Dans ce contexte, la protection de nos firmes, de leurs savoir-faire, de leurs brevets comme de leurs salariés s’avère indispensable. Et plus généralement, la maîtrise de l’information constituera un enjeu majeur de cette conflictualité. On peut donc s’interroger sur la stratégie française en la matière. À l’été 2016, un contrat de 10 millions d’euros a ainsi été conclu entre l’entreprise américaine Palantir et la Direction générale de la Sécurité intérieure (DGSI), le service de renseignement intérieur et de police judiciaire du ministère de l’Intérieur français pour l’hébergement de ses données. Compte tenu des enjeux de souveraineté posés par l’achat d’un système de ce type à une entreprise américaine, cette solution avait été présentée comme temporaire. Plusieurs autres entreprises avaient répondu à l’appel d’offres, classifié, mais ont été écartées, à l’image, notamment, de Thales. En novembre 2019, la DGSI confirme le renouvellement du contrat de Palantir dans l’attente d’une solution française développée par Thales, SopraSteria ou Dassault Systèmes…

Autre exemple, alors qu’Emmanuel Macron prône la «souveraineté numérique», la France a choisi de livrer les données de santé de 67 millions de Français à l’américain Microsoft. Le projet de cloud souverain européen Gaia X, quant à lui, est en train de capoter, suite au départ de plusieurs entreprises partenaires qui ne croient plus au projet en raison de l’immixtion  de sociétés américaines ou chinoises dans la nouvelle structure. Et la CIA, via Palantir, s’invite également dans le projet du futur grand incubateur de startups français, etc…

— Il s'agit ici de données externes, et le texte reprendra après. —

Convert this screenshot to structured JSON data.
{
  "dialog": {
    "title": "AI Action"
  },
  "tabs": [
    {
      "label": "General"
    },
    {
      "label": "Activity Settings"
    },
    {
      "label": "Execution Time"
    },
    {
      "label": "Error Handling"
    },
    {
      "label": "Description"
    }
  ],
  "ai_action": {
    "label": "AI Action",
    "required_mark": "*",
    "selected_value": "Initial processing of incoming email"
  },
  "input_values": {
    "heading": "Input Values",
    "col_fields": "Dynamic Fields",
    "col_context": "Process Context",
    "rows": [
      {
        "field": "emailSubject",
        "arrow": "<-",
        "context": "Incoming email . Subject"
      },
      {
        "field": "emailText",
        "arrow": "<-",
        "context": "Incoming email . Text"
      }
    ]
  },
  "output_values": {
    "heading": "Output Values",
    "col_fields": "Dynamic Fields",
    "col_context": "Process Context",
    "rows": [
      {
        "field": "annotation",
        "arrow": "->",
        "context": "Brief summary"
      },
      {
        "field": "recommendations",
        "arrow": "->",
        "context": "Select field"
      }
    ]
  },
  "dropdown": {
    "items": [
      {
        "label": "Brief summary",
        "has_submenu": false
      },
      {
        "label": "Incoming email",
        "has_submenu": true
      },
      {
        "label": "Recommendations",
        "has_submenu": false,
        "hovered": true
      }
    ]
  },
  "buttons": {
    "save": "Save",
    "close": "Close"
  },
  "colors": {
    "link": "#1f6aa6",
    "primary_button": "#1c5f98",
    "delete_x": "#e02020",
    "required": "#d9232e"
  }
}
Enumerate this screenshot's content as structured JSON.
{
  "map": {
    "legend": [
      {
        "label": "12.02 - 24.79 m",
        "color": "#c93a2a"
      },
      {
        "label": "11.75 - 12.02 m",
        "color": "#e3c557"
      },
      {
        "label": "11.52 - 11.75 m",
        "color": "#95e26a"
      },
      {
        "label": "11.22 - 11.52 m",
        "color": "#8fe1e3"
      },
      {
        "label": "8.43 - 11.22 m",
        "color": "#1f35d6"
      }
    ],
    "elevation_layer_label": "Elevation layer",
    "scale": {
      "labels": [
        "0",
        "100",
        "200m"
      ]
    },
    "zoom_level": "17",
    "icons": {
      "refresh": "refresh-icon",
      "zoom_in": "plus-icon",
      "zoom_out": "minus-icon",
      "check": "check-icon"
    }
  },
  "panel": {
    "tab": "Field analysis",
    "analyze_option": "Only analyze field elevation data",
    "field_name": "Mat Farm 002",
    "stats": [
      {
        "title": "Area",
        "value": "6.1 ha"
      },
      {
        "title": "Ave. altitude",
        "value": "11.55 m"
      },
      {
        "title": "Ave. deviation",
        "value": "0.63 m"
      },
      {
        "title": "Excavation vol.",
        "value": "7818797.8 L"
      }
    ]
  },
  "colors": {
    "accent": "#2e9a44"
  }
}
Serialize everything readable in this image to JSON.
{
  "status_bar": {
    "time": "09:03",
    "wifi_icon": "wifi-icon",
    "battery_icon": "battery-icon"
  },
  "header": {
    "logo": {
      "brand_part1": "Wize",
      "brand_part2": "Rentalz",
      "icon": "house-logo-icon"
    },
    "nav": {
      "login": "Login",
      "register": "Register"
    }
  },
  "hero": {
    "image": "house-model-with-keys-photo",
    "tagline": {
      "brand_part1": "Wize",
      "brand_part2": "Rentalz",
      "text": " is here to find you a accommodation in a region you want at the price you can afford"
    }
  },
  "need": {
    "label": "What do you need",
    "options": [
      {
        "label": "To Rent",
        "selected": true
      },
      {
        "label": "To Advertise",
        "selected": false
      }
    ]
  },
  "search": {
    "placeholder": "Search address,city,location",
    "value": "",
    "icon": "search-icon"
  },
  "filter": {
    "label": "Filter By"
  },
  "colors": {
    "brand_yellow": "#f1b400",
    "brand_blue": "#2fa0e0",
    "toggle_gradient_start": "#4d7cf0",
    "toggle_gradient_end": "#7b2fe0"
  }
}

Ignorer les enjeux de l’environnement conflictuel systémique dans lequel nos firmes évoluent aujourd’hui risque de réduire à néant tout effort de reconquête industrielle.

Et parce que le collectif « Reconstruire » se doit d’être également force de proposition, il doit alerter sur ces éléments et éventuellement proposer aux décideurs politiques et acteurs économiques des pistes d’évolution pertinentes.